Students Opt for Experience Before Turning Entrepreneurs

VIJAYAWADA: Most of the engineering graduates are preferring to join corporate companies to acquire skills and gain some work experience before setting up their own industries. This is because they are averse to implementing their start-up ideas without any experience.

“My aim was to set up a company of my own and run it sccessfully, but practically it would not have been possible due to my lack of experience. Some of my friends are now working as employees after their inexperienced start-up ideas have failed,” said K Mahendra Reddy, a EEE third-year student of the MIC Institute of Engineering and Technology.

Explaining that the number of students opting for the campus placements is more than the number of those directly going for entrepreneurship, Surendra, head of the Placement Cell in the NRI Group of Educational Institutions, said that the students were cautious about straightaway going for start-up ventures as that involved potential financial and other risks.

“So, most of the students are taking time to gain some industrial knowledge and work experience as employees after their graduation before raising capital investments for starting their own companies,” he added.

Meanwhile, the students feel that entrepreneurship is not an easy thing to do, as they need to acquire the management skills also besides technical skills. “Blindly following the start-up idea will have the maximum chances of failure.

Unless we know the basics and have some work experience, it is not easy to head a company and deal with hundreds of employees,” said P Sri Durga, a final-year engineering student who was recently selected to work in an IT firm in a campus recruitment drive.

Experts opine that the engineering students opting for jobs before starting their own companies is a good choice and add that parental pressure on them to take up jobs rather than starting their own companies is one of the main reasons for the students’ opting for jobs.

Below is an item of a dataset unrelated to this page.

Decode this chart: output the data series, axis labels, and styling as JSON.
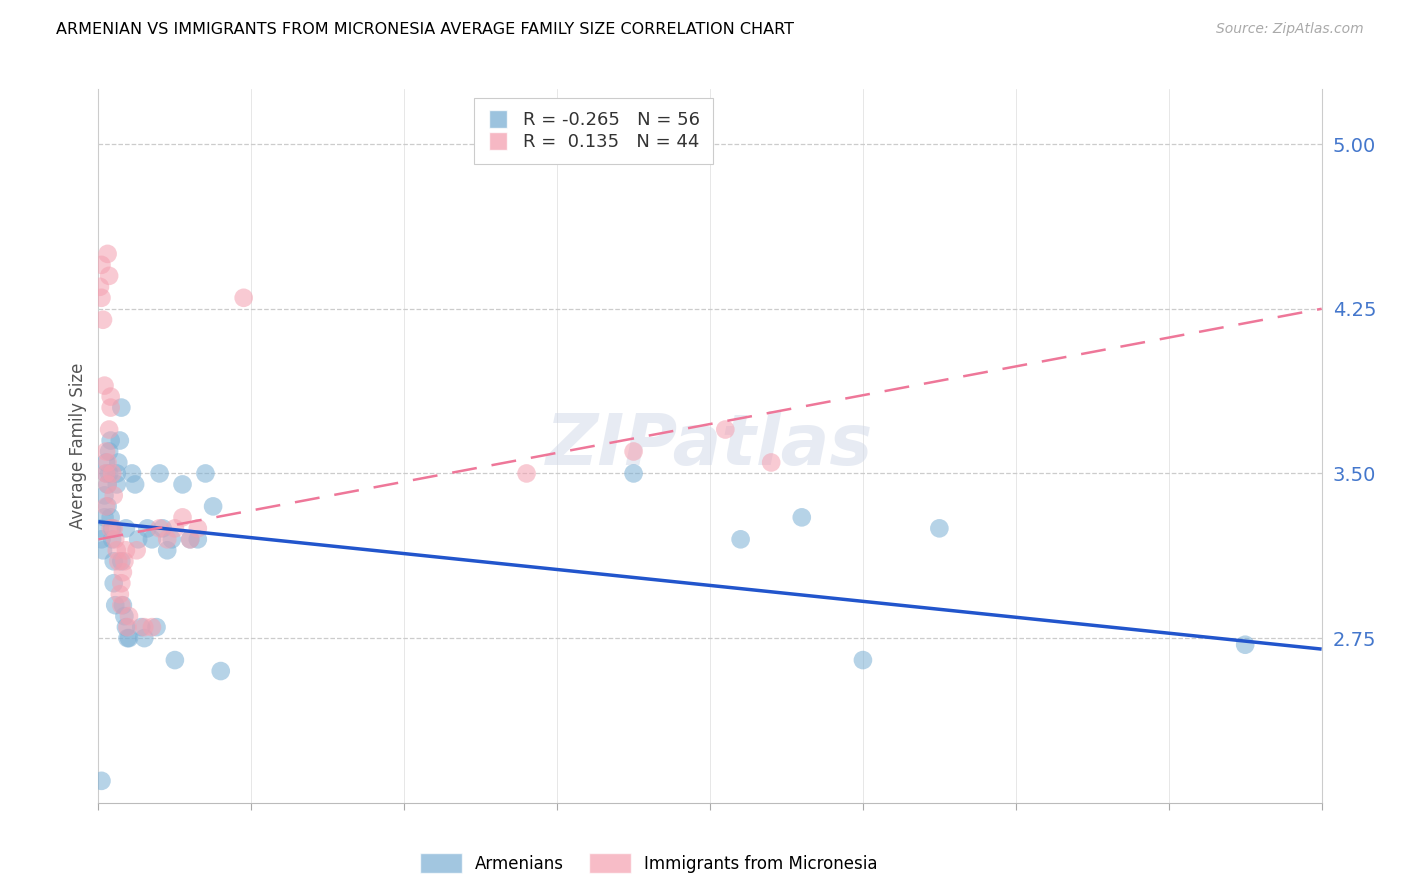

“Parents always want their children to be in high positions. Many fear that the success of a new venture set up by the freshers will have more chances of failure. However, they feel that if their wards acquire some work experience before setting up their own companies, then their chances of success will be more than failure”, said KRSR Krishna, Vice-president of Petrofac-Chennai.

However, there are some students who are continuing in the corporate jobs that they have landed during the campus recruitment drives though as students they had wanted to become entrepreneurs. “Due to the good salaries and incentives being offered by the companies, they don’t want to take the risk of quitting the jobs and open industries with an uncertain future,” said Krishna.